While his horse Barney grazed on the lawn outside the Nelson Courthouse, protester Lewis Stanton was inside, mounting a new legal challenge to his July arrest for obstructing a footpath.
Stanton was appealing his conviction for obstructing a footpath, relating to a July 18 arrest in Trafalgar St, Nelson. He was fined $200 by justices of the peace.
At the time of the arrest, Stanton, aka Hone Ma Heke, had been protesting outside the Farmers store in Trafalgar St for 16 months.
In the High Court at Nelson yesterday, in front of Justice Alan MacKenzie, defence lawyer Steven Zindel said Stanton had not been obstructing the footpath because people were still able to walk along Trafalgar St, but for the section where he was holding his protest, they just needed to stick to the middle of the path.
The view of the Farmers shop window had also not been obscured by Stanton's protest site, Mr Zindel said.
While technically, any presence on a footpath hindered movement, it was a question of degree, he said. "What was being asked of the people of Nelson was to not go along the side of the Farmers window but to adhere to the middle of the footpath."
Mr Zindel also referred to 57 photographs taken by a police photographer, showing that people used the spot where Stanton was protesting. During that time, a kiwi sign had taken up the same amount of space as Stanton's site, he said. "If the area already does have obstructions, that surely affects whether it can be used by pedestrians."
It was only to be expected that the police photographer would produce photographs of "something, rather than nothing", he said.
Mr Zindel said the conviction should be set aside, and even if this did not happen, the 13 days Stanton had spent in custody awaiting a hearing was sufficient punishment.
Crown prosecutor Emma Riddell said an impediment did not need to be an absolute barrier to people's movement to count as an obstruction, and in Stanton's case the justices of the peace had interpreted the law correctly.
She referred to the evidence of a police officer who had observed Stanton over a period of several days.
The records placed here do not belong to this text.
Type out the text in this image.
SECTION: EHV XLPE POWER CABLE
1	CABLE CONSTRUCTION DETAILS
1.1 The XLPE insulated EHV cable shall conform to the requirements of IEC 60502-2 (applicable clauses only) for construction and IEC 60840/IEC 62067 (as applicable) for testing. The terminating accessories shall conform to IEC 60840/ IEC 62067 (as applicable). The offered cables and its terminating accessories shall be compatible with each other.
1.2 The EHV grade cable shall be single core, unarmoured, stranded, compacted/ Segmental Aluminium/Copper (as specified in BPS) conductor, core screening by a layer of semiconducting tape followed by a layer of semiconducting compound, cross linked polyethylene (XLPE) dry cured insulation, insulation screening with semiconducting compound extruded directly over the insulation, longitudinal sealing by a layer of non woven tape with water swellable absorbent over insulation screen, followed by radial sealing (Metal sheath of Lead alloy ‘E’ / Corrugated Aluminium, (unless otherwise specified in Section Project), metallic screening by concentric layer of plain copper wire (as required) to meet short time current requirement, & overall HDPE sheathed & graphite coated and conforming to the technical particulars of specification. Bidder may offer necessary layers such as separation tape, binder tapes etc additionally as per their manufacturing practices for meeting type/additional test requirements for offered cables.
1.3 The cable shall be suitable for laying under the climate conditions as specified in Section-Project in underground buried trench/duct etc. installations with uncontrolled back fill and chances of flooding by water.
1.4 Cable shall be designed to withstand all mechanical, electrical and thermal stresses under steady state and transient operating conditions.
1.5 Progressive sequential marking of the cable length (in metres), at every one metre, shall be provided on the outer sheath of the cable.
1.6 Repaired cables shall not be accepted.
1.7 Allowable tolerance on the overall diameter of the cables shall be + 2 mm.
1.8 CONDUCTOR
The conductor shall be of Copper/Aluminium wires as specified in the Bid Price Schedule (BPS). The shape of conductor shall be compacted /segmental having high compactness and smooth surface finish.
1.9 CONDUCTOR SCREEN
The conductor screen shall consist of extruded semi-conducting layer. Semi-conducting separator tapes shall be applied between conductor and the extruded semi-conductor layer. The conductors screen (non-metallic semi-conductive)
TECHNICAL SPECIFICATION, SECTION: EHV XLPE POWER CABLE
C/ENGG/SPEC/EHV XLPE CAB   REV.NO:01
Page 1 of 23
Some people approaching his protest site turned the other way, others crossed the road, and others who were leaving Farmers walked back into the store, she said.
People had a right to use the portion of the footpath taken up by Stanton, perhaps to look at the Farmers window display up close, Ms Riddell said.
"At some point, the right of the general public must prevail over Lewis Stanton. After 16 months of protest, that time had come."
Justice MacKenzie reserved his decision.
Stanton had been living in Marsden Valley for several months, but now needs to find a new home after leaving the valley shortly before he was due to be served with a trespass order.
At a Nelson City Council meeting on Tuesday, councillors heard that he had waived any right to camp there.
At the same meeting, a Marsden Valley resident told the council to "harden up", and accused Stanton of defecating in a nearby creek.
Speaking outside the court yesterday, Stanton denied these accusations, saying he was an environmentalist and had buried his waste. He said he could identify each spot where his waste had been buried.
A condition of the council allowing him to stay in the valley was that he would use the toilets at the Marsden Valley cemetery.
During his stay in Marsden Valley, Stanton was seen at Tahunanui Beach, offering rides in his horse and cart. This drew a complaint from a tourism operator at the beach, who said he needed to abide by the same rules as other commercial operators.
A court injunction taken out by the council will be served if Stanton is seen there again.
Stanton said he was not a commercial operator, and instead relied on donations. He had offered the public rides without payment, he said.